Affenkunst: Im Zoo Heidelberg malen die Orang-Utans – anschließend wird das Kunstwerk versteigert(Bildquelle:DW)
Mit Annahme der Initiative wandert die Expertise über deren Wohlergehen und Sicherheit von ausgebildeten Biologinnen, Veterinärmedizinern und Tierpflegenden zu einer Ombudsperson oder einem Beistand – vielleicht sogar zu fachfremden Juristen. Ein solcher Vorschlag ist für uns nicht nachvollziehbar. Niemand kennt unsere Affen besser als unsere Mitarbeitenden. Auch wird unsere Tierhaltung regelmässig vom Veterinäramt Basel-Stadt kontrolliert.»
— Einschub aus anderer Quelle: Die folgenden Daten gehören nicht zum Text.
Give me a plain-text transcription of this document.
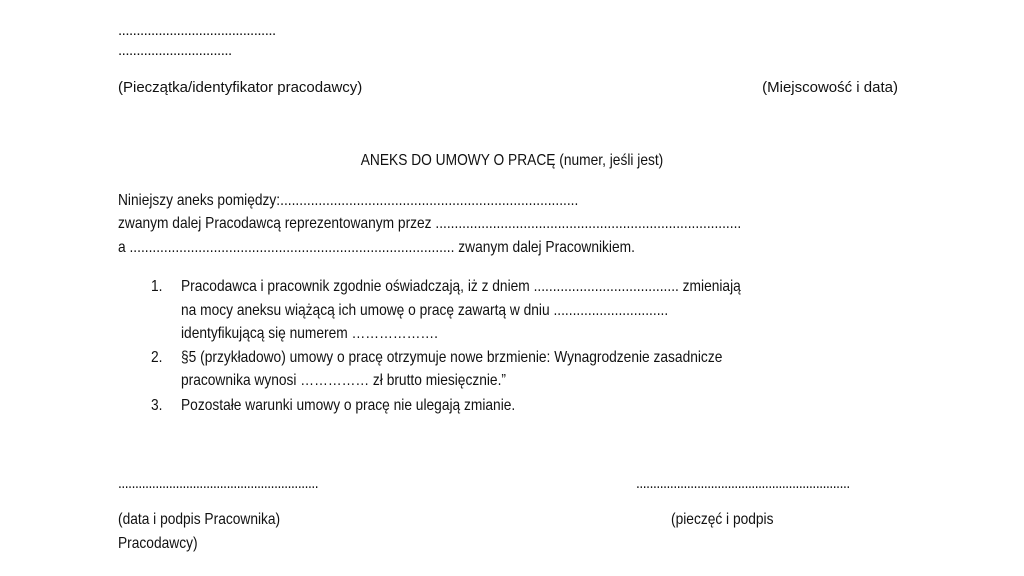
...........................................
...............................
(Pieczątka/identyfikator pracodawcy)	(Miejscowość i data)
ANEKS DO UMOWY O PRACĘ (numer, jeśli jest)
Niniejszy aneks pomiędzy:..............................................................................
zwanym dalej Pracodawcą reprezentowanym przez ................................................................................
a ..................................................................................... zwanym dalej Pracownikiem.
1. Pracodawca i pracownik zgodnie oświadczają, iż z dniem ...................................... zmieniają
na mocy aneksu wiążącą ich umowę o pracę zawartą w dniu ..............................
identyfikującą się numerem ……………….
2. §5 (przykładowo) umowy o pracę otrzymuje nowe brzmienie: Wynagrodzenie zasadnicze
pracownika wynosi …………… zł brutto miesięcznie.”
3. Pozostałe warunki umowy o pracę nie ulegają zmianie.
...........................................................	...............................................................
(data i podpis Pracownika)	(pieczęć i podpis
Pracodawcy)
Für Kurator Adrian Baumeyer steht die Initiative im klaren Widerspruch zum Schweizer Tierschutzgesetz. Das Tierschutzgesetz nimmt die Tierhalter in die Pflicht, ihre Tiere vor ungerechtfertigtem Leid, Angst und Schmerzen zu bewahren. Die Annahme der Initiative wird spätestens dann zum Problem, wenn ein Tier leidet, aber nicht erlöst werden darf, weil es ein Recht auf Leben hat. «Heute dürfen wir ein schwer krankes Tier einschläfern, um sein Leiden zu beenden», gibt Baumeyer zu bedenken. «Das Menschenrecht auf Leben verunmöglicht diese Lösung.» Zoo-Tierärztin Fabia Wyss präzisiert: «Schläfere ich das Tier trotzdem ein, werde ich bei Annahme der Initiative gesetzeswidrig. Gemäss Tierschutzgesetzgebung kriminalisiere ich mich jedoch auch, wenn ich ein Tier unnötig leiden lasse.» Es sei unklar, inwiefern sie ihren Job bei Annahme der Initiative in Zukunft noch richtig ausüben könne. Dabei sei sie doch Tierärztin geworden, um sich für das Wohlergehen der Tiere einzusetzen.
Affen sollen Affen bleiben dürfen
Rechte und Pflichten sind nichts Natürliches, sie sind von Menschen für Menschen gemacht. Erhält ein Affe Rechte, trägt das nichts zum Schutz und Wohlergehen des Tieres bei. Ein Affe kann seine Rechte weder selbst ausüben noch durchsetzen. Er wird immer auf die Vertretung seiner Rechte durch einen Menschen angewiesen sein. Ist dieser Mensch nicht fachkundig, wird die mangelnde Expertise durch Bürokratie kompensiert. Den Affen geht es mit Annahme der Initiative also nicht besser. Im Gegenteil, es geht ihnen eher schlechter. Aus Sicht des Zoo Basel sollen Affen das Recht haben, Affen bleiben zu dürfen. Genauso wie alle anderen Tiere sollen sie von fachkundigen Experten geschützt und nach bestem Wissen und Gewissen betreut werden. «Diese Verantwortung können und wollen wir nicht delegieren», schliesst Pagan.